Along the way, he and Kay had three sons.  Unfortunately, like too many men, he decided that he no longer wanted the responsibility of a family and took off.  After a time of carousing and drinking, he returned to the family and slowly brought God into his life.  And everything changed.  Channeling that determination shown earlier in his life, Phil invented, made and sold a little duck call.  The rest, as they say, is history.

About half way through the book, Korie comes in with her recollections of life with the Robertsons.  Back and forth, they tell us about their life together, their children, their “takeover” of the company and the ideas they have instituted to make it even more profitable.  

For another view, Phil Robertson has written Happy, Happy, Happy, using a phrase for which he is well known.  Of course, his account is more detailed of his own life and the struggles of his childhood, in which his father was laid up in bed for years with a broken back and his mother was in and out of mental institutions.  

Each chapter is titled with a quick Bible verse, then an additional sentence that connects it to the following text.  It’s Phil’s philosophy for being happy, happy, happy.  The details of quitting football in college, leaving the family for several months, having religion forced upon him (he was not a willing recipient at first) and the steps that lead up to the forming of Duck Commander are all spelled out.  He is a better writer than Willie, but just as entertaining.
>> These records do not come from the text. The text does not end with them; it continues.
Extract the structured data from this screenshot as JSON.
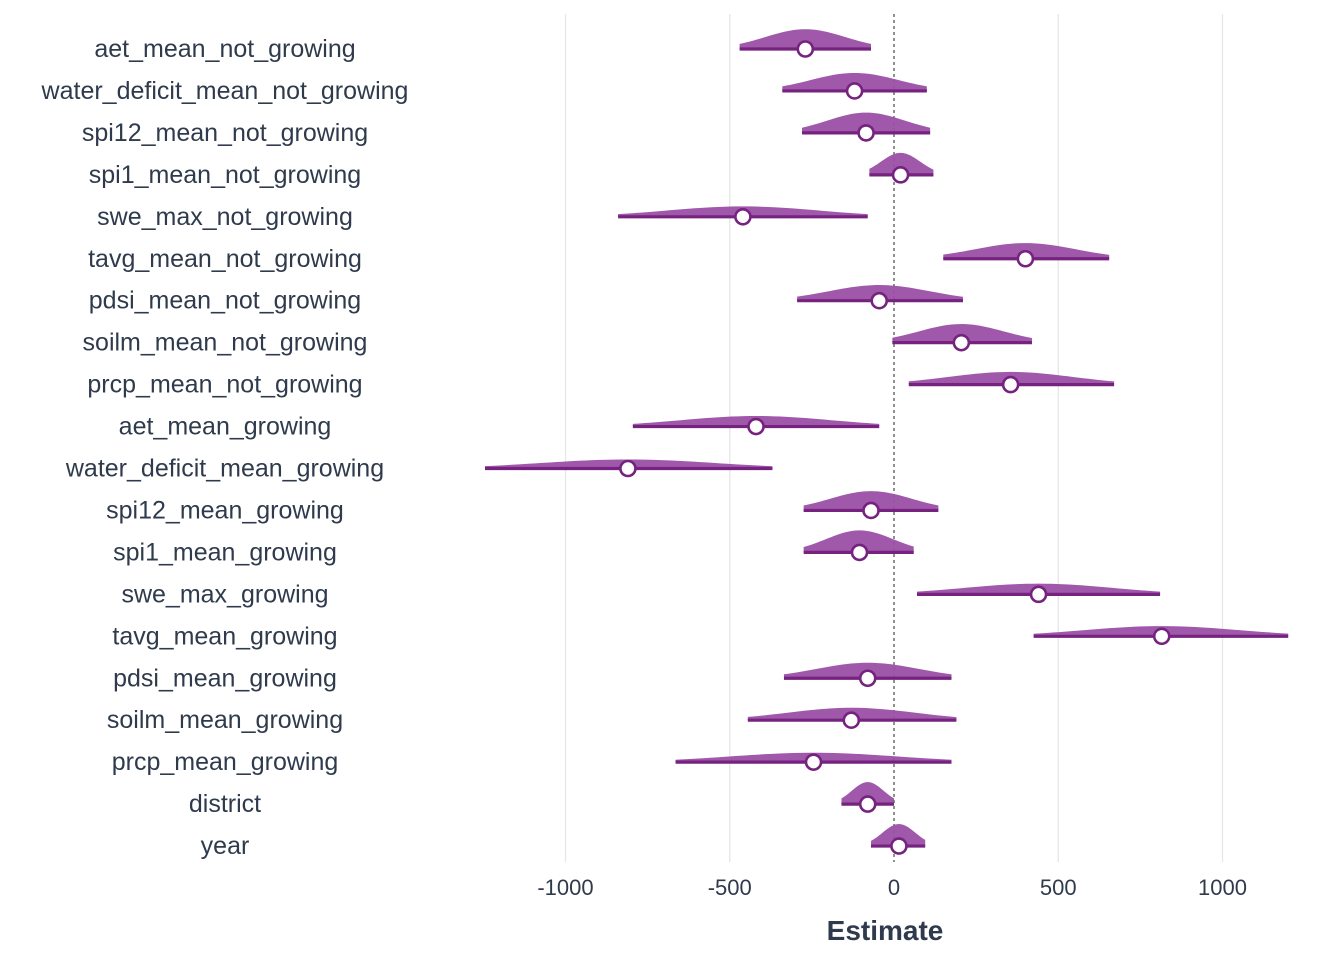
{
  "chart_data": {
    "type": "forest-halfeye",
    "xlabel": "Estimate",
    "ylabel": "",
    "title": "",
    "xlim": [
      -1000,
      1200
    ],
    "xticks": [
      -1000,
      -500,
      0,
      500,
      1000
    ],
    "xtick_labels": [
      "-1000",
      "-500",
      "0",
      "500",
      "1000"
    ],
    "grid": "vertical major",
    "reference_line": 0,
    "colors": {
      "fill": "#9b4fa6",
      "line": "#76227f",
      "point_fill": "#ffffff",
      "grid": "#e6e6e6",
      "text": "#2f3b4c"
    },
    "terms": [
      {
        "label": "aet_mean_not_growing",
        "estimate": -270,
        "lower": -470,
        "upper": -70
      },
      {
        "label": "water_deficit_mean_not_growing",
        "estimate": -120,
        "lower": -340,
        "upper": 100
      },
      {
        "label": "spi12_mean_not_growing",
        "estimate": -85,
        "lower": -280,
        "upper": 110
      },
      {
        "label": "spi1_mean_not_growing",
        "estimate": 20,
        "lower": -75,
        "upper": 120
      },
      {
        "label": "swe_max_not_growing",
        "estimate": -460,
        "lower": -840,
        "upper": -80
      },
      {
        "label": "tavg_mean_not_growing",
        "estimate": 400,
        "lower": 150,
        "upper": 655
      },
      {
        "label": "pdsi_mean_not_growing",
        "estimate": -45,
        "lower": -295,
        "upper": 210
      },
      {
        "label": "soilm_mean_not_growing",
        "estimate": 205,
        "lower": -5,
        "upper": 420
      },
      {
        "label": "prcp_mean_not_growing",
        "estimate": 355,
        "lower": 45,
        "upper": 670
      },
      {
        "label": "aet_mean_growing",
        "estimate": -420,
        "lower": -795,
        "upper": -45
      },
      {
        "label": "water_deficit_mean_growing",
        "estimate": -810,
        "lower": -1245,
        "upper": -370
      },
      {
        "label": "spi12_mean_growing",
        "estimate": -70,
        "lower": -275,
        "upper": 135
      },
      {
        "label": "spi1_mean_growing",
        "estimate": -105,
        "lower": -275,
        "upper": 60
      },
      {
        "label": "swe_max_growing",
        "estimate": 440,
        "lower": 70,
        "upper": 810
      },
      {
        "label": "tavg_mean_growing",
        "estimate": 815,
        "lower": 425,
        "upper": 1200
      },
      {
        "label": "pdsi_mean_growing",
        "estimate": -80,
        "lower": -335,
        "upper": 175
      },
      {
        "label": "soilm_mean_growing",
        "estimate": -130,
        "lower": -445,
        "upper": 190
      },
      {
        "label": "prcp_mean_growing",
        "estimate": -245,
        "lower": -665,
        "upper": 175
      },
      {
        "label": "district",
        "estimate": -80,
        "lower": -160,
        "upper": 0
      },
      {
        "label": "year",
        "estimate": 15,
        "lower": -70,
        "upper": 95
      }
    ]
  }
}
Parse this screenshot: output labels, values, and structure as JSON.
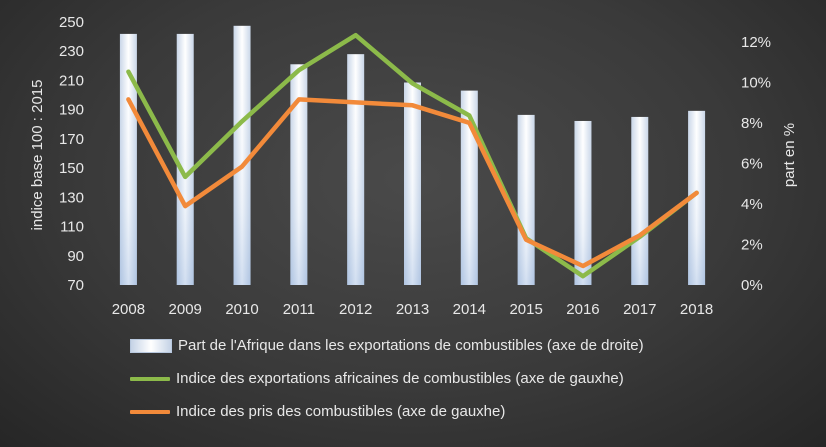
{
  "chart_data": {
    "type": "bar",
    "categories": [
      "2008",
      "2009",
      "2010",
      "2011",
      "2012",
      "2013",
      "2014",
      "2015",
      "2016",
      "2017",
      "2018"
    ],
    "ylabel_left": "indice base 100 : 2015",
    "ylabel_right": "part en %",
    "ylim_left": [
      70,
      250
    ],
    "yticks_left": [
      70,
      90,
      110,
      130,
      150,
      170,
      190,
      210,
      230,
      250
    ],
    "ylim_right": [
      0,
      13
    ],
    "yticks_right": [
      0,
      2,
      4,
      6,
      8,
      10,
      12
    ],
    "yticks_right_labels": [
      "0%",
      "2%",
      "4%",
      "6%",
      "8%",
      "10%",
      "12%"
    ],
    "grid": false,
    "legend_position": "bottom",
    "series": [
      {
        "name": "Part de l'Afrique dans les exportations de combustibles (axe de droite)",
        "type": "bar",
        "axis": "right",
        "values": [
          12.4,
          12.4,
          12.8,
          10.9,
          11.4,
          10.0,
          9.6,
          8.4,
          8.1,
          8.3,
          8.6
        ],
        "color": "#dfe8f4"
      },
      {
        "name": "Indice des exportations africaines de combustibles (axe de gauxhe)",
        "type": "line",
        "axis": "left",
        "values": [
          216,
          144,
          182,
          217,
          241,
          208,
          186,
          102,
          76,
          103,
          133
        ],
        "color": "#8cba4a"
      },
      {
        "name": "Indice des pris des combustibles (axe de gauxhe)",
        "type": "line",
        "axis": "left",
        "values": [
          197,
          124,
          151,
          197,
          195,
          193,
          181,
          101,
          83,
          104,
          133
        ],
        "color": "#f28a3a"
      }
    ]
  }
}
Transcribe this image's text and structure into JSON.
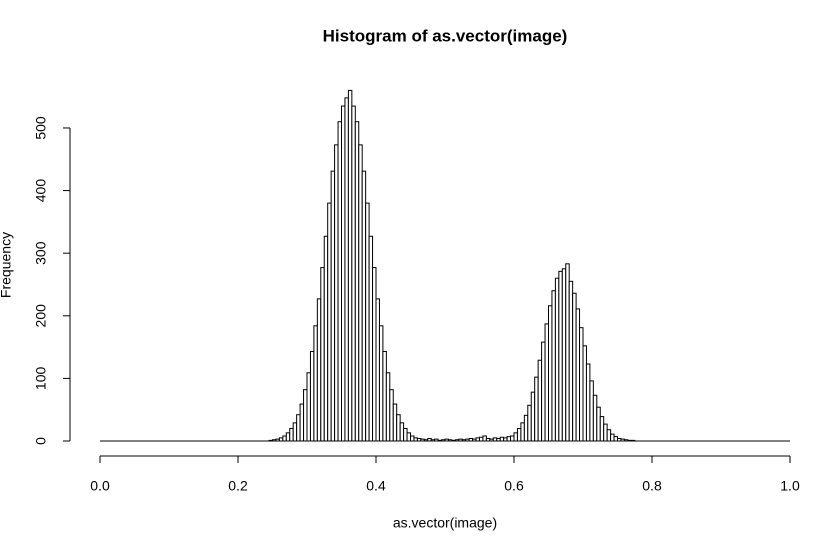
{
  "chart_data": {
    "type": "histogram",
    "title": "Histogram of as.vector(image)",
    "x_label": "as.vector(image)",
    "y_label": "Frequency",
    "bins": [
      0,
      0.005,
      0.01,
      0.015,
      0.02,
      0.025,
      0.03,
      0.035,
      0.04,
      0.045,
      0.05,
      0.055,
      0.06,
      0.065,
      0.07,
      0.075,
      0.08,
      0.085,
      0.09,
      0.095,
      0.1,
      0.105,
      0.11,
      0.115,
      0.12,
      0.125,
      0.13,
      0.135,
      0.14,
      0.145,
      0.15,
      0.155,
      0.16,
      0.165,
      0.17,
      0.175,
      0.18,
      0.185,
      0.19,
      0.195,
      0.2,
      0.205,
      0.21,
      0.215,
      0.22,
      0.225,
      0.23,
      0.235,
      0.24,
      0.245,
      0.25,
      0.255,
      0.26,
      0.265,
      0.27,
      0.275,
      0.28,
      0.285,
      0.29,
      0.295,
      0.3,
      0.305,
      0.31,
      0.315,
      0.32,
      0.325,
      0.33,
      0.335,
      0.34,
      0.345,
      0.35,
      0.355,
      0.36,
      0.365,
      0.37,
      0.375,
      0.38,
      0.385,
      0.39,
      0.395,
      0.4,
      0.405,
      0.41,
      0.415,
      0.42,
      0.425,
      0.43,
      0.435,
      0.44,
      0.445,
      0.45,
      0.455,
      0.46,
      0.465,
      0.47,
      0.475,
      0.48,
      0.485,
      0.49,
      0.495,
      0.5,
      0.505,
      0.51,
      0.515,
      0.52,
      0.525,
      0.53,
      0.535,
      0.54,
      0.545,
      0.55,
      0.555,
      0.56,
      0.565,
      0.57,
      0.575,
      0.58,
      0.585,
      0.59,
      0.595,
      0.6,
      0.605,
      0.61,
      0.615,
      0.62,
      0.625,
      0.63,
      0.635,
      0.64,
      0.645,
      0.65,
      0.655,
      0.66,
      0.665,
      0.67,
      0.675,
      0.68,
      0.685,
      0.69,
      0.695,
      0.7,
      0.705,
      0.71,
      0.715,
      0.72,
      0.725,
      0.73,
      0.735,
      0.74,
      0.745,
      0.75,
      0.755,
      0.76,
      0.765,
      0.77,
      0.775,
      0.78,
      0.785,
      0.79,
      0.795,
      0.8,
      0.805,
      0.81,
      0.815,
      0.82,
      0.825,
      0.83,
      0.835,
      0.84,
      0.845,
      0.85,
      0.855,
      0.86,
      0.865,
      0.87,
      0.875,
      0.88,
      0.885,
      0.89,
      0.895,
      0.9,
      0.905,
      0.91,
      0.915,
      0.92,
      0.925,
      0.93,
      0.935,
      0.94,
      0.945,
      0.95,
      0.955,
      0.96,
      0.965,
      0.97,
      0.975,
      0.98,
      0.985,
      0.99,
      0.995,
      1
    ],
    "values": [
      0,
      0,
      0,
      0,
      0,
      0,
      0,
      0,
      0,
      0,
      0,
      0,
      0,
      0,
      0,
      0,
      0,
      0,
      0,
      0,
      0,
      0,
      0,
      0,
      0,
      0,
      0,
      0,
      0,
      0,
      0,
      0,
      0,
      0,
      0,
      0,
      0,
      0,
      0,
      0,
      0,
      0,
      0,
      0,
      0,
      0,
      0,
      0,
      0,
      1,
      2,
      3,
      5,
      8,
      13,
      20,
      29,
      42,
      59,
      82,
      109,
      143,
      184,
      227,
      277,
      327,
      380,
      431,
      473,
      510,
      535,
      548,
      560,
      535,
      510,
      473,
      431,
      380,
      327,
      277,
      227,
      184,
      143,
      109,
      82,
      59,
      42,
      29,
      20,
      13,
      8,
      5,
      4,
      3,
      2,
      4,
      2,
      3,
      1,
      2,
      3,
      2,
      1,
      2,
      3,
      2,
      3,
      4,
      3,
      5,
      6,
      8,
      4,
      3,
      5,
      4,
      6,
      5,
      7,
      8,
      13,
      20,
      29,
      41,
      57,
      78,
      102,
      129,
      158,
      187,
      216,
      240,
      260,
      271,
      275,
      283,
      255,
      236,
      211,
      181,
      152,
      123,
      96,
      73,
      54,
      39,
      27,
      18,
      11,
      7,
      4,
      3,
      2,
      1,
      1,
      0,
      0,
      0,
      0,
      0,
      0,
      0,
      0,
      0,
      0,
      0,
      0,
      0,
      0,
      0,
      0,
      0,
      0,
      0,
      0,
      0,
      0,
      0,
      0,
      0,
      0,
      0,
      0,
      0,
      0,
      0,
      0,
      0,
      0,
      0,
      0,
      0,
      0,
      0,
      0,
      0,
      0,
      0,
      0,
      0
    ],
    "fill": "#ffffff",
    "edgecolor": "#000000",
    "xlim": [
      0,
      1
    ],
    "xticks": [
      {
        "value": 0,
        "label": "0.0"
      },
      {
        "value": 0.2,
        "label": "0.2"
      },
      {
        "value": 0.4,
        "label": "0.4"
      },
      {
        "value": 0.6,
        "label": "0.6"
      },
      {
        "value": 0.8,
        "label": "0.8"
      },
      {
        "value": 1,
        "label": "1.0"
      }
    ],
    "ylim": [
      0,
      560
    ],
    "yticks": [
      0,
      100,
      200,
      300,
      400,
      500
    ]
  }
}
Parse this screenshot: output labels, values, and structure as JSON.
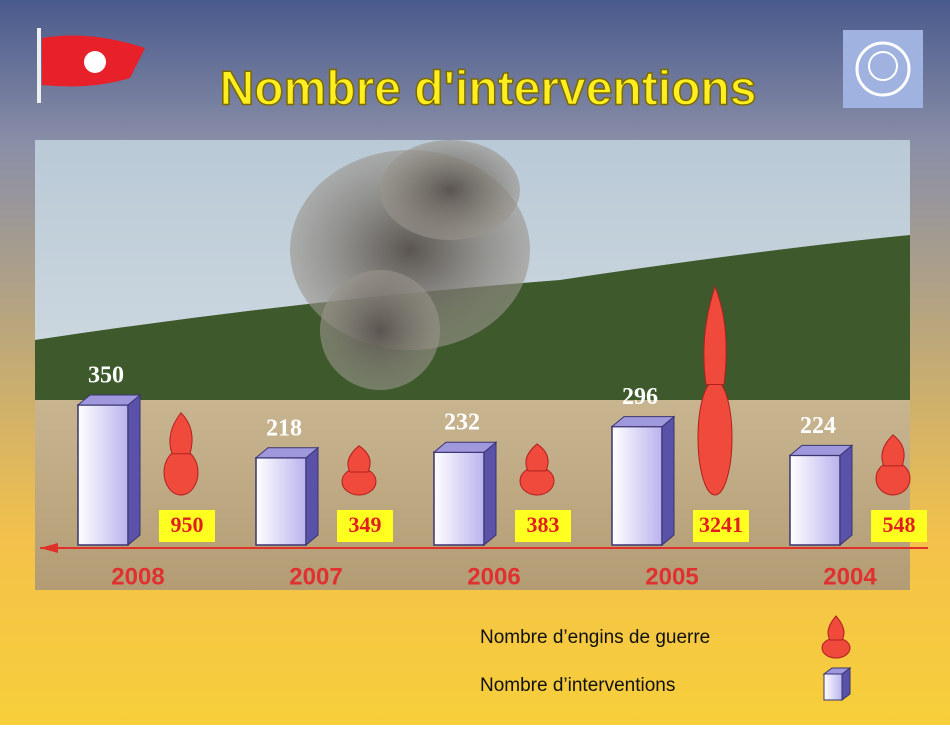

He doesn’t shy away from the mistakes he’s made in his life and business, but illustrates that each was a learning experience and ultimately lead him to the life he has now.  His wife of almost 50 years, Miss Kay, as she is called, is shown as a strong, supportive woman who helps keep him in line and lead him to God.

Don’t misunderstand.  This book is not preachy in any way, but none of the Robertsons are hesitant about their faith and how it has helped shape their lives and business.  The business is made up of family and friends and the loyalty and respect is almost a living entity between them.  They may kid and torture each other, but it is done with love.

After the early years where he hawked all hand-made calls to individual stores and eventually to retail chains, like Wal Mart, and being received with skepticism and derision, he began to see results from his hard work.  Money taken in was money spent on producing more product.  Miss Kay kept the books and was eventually overwhelmed. Profits were finally realized, but it was not an overnight sensation, but the result of perseverance and belief in the uniqueness and market for his duck call.  
Phil was more than ready and willing to turn over the business to Willie, when the time was right. With the transference of responsibility, he’s been able to get back to that passion of his, hunting, and watch his company evolve from a profitable one to a multi-million dollar one that enjoys fans from all over the world.  Of course, television has not hurt at all.

Both books are worth a read, but if you only want one, I would suggest going with Phil’s.  After all, it is his story.